Can Friedman's gradient boosting machine achieve better performance than Breiman's Random Forest? If so, in which conditions or what kind of data set can make gbm better?
The following provides an explanation as per why Boosting generally outperforms Random Forest in practice, but I would be very interested to know which other different factors may explain Boosting's edge over RF in specific settings.
Basically, within the $error=bias+variance$ framework, RF can only reduce error through reducing the variance (Hastie et al. 2009 p. 588). The bias is fixed and equal to the bias of a single tree in the forest (hence the need to grow very large trees, that have very low bias).
On the other hand, Boosting reduces bias (by adding each new tree in the sequence so that what was missed by the preceding tree is captured), but also variance (by combining many models).
So, Boosting reduces error on both fronts, whereas RF can only reduce error through reducing variance.

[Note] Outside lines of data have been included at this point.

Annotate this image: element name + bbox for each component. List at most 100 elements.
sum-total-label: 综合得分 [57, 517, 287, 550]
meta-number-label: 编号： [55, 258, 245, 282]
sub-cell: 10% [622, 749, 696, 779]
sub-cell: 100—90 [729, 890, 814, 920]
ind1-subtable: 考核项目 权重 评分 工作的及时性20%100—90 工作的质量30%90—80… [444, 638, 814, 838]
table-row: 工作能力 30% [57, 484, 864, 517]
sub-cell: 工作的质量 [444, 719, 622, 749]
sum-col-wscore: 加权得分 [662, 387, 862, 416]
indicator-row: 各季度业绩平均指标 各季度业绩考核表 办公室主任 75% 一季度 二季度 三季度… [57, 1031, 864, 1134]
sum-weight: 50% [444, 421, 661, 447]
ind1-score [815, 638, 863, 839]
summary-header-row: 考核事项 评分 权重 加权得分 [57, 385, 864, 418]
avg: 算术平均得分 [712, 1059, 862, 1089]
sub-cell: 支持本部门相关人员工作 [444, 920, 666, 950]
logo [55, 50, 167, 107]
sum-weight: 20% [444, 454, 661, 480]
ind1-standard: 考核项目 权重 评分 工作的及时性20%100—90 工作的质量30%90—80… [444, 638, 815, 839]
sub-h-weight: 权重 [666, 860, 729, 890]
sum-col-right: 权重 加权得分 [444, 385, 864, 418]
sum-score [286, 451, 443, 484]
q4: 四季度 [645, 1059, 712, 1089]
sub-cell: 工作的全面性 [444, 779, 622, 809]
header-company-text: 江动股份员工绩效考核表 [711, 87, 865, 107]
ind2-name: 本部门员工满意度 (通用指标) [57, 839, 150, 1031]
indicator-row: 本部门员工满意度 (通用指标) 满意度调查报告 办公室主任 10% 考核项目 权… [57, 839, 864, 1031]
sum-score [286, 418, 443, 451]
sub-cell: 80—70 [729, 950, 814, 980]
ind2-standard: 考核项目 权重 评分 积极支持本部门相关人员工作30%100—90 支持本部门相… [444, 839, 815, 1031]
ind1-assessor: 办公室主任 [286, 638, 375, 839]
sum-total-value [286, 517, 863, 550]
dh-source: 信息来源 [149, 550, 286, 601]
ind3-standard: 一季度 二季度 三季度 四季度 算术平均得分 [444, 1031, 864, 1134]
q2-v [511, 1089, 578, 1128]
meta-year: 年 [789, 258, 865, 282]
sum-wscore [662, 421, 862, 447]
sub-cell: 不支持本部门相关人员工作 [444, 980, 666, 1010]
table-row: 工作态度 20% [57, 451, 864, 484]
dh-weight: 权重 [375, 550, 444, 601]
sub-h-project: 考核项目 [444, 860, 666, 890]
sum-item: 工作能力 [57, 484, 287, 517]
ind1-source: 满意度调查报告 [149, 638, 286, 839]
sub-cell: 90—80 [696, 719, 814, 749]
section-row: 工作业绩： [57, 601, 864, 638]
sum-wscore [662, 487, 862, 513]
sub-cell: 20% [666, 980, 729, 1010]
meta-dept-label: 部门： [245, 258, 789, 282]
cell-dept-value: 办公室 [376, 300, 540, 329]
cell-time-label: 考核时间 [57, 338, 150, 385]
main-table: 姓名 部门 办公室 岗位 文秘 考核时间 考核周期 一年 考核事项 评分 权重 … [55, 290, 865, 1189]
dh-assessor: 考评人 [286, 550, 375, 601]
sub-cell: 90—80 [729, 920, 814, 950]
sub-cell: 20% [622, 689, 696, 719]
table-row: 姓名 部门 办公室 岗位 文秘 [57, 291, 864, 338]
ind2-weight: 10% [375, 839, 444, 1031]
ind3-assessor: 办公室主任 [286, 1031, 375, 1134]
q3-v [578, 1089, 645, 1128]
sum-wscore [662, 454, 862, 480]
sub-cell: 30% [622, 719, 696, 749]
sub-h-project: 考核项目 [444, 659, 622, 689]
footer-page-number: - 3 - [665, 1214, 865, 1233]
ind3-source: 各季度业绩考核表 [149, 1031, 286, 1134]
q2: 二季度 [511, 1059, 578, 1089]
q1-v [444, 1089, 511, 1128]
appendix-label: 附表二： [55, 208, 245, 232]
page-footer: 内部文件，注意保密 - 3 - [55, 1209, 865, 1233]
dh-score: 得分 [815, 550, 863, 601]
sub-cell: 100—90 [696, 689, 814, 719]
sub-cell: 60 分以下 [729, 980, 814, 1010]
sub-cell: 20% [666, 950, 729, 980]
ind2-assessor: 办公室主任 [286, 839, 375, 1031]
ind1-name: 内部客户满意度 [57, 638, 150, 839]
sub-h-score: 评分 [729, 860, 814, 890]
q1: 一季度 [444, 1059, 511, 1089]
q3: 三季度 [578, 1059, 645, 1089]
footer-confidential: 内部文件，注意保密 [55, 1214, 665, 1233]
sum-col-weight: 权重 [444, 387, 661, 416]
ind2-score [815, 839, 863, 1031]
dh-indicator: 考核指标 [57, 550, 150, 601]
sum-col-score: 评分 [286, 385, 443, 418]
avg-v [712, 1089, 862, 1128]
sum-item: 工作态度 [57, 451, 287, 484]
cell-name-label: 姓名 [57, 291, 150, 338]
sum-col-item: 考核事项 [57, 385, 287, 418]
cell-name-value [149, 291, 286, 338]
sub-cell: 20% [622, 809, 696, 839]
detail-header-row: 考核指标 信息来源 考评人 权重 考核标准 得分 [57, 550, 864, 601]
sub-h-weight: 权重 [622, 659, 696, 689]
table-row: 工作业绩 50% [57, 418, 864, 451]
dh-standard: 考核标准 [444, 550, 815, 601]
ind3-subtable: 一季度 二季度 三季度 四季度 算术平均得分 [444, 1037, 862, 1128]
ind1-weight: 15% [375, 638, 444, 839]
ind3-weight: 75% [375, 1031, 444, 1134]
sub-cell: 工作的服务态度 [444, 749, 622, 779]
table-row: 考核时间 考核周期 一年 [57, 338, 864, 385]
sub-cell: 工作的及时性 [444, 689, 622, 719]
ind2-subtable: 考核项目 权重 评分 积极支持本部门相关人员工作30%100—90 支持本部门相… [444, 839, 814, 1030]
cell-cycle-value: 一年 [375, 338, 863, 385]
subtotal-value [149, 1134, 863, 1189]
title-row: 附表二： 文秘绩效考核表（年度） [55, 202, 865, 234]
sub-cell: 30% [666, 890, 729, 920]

Of course, as I said, there might be other explanations for the better performance of Boosting observed in practice. For instance, page 591 of the aforementioned book, it is said that Boosting outperforms RF on the nested sphere problem because in that particular case the true decision boundary is additive. (?) They also report that Boosting does better than RF for the spam and the California housing data.
Another reference that found Boosting to outperform RF is Caruana and Niculescu-Mizil 2006. Unfortunately, they report the results but don't try to explain what causes them. They compared the two classifiers (and many more) on 11 binary classification problems for 8 different performance metrics.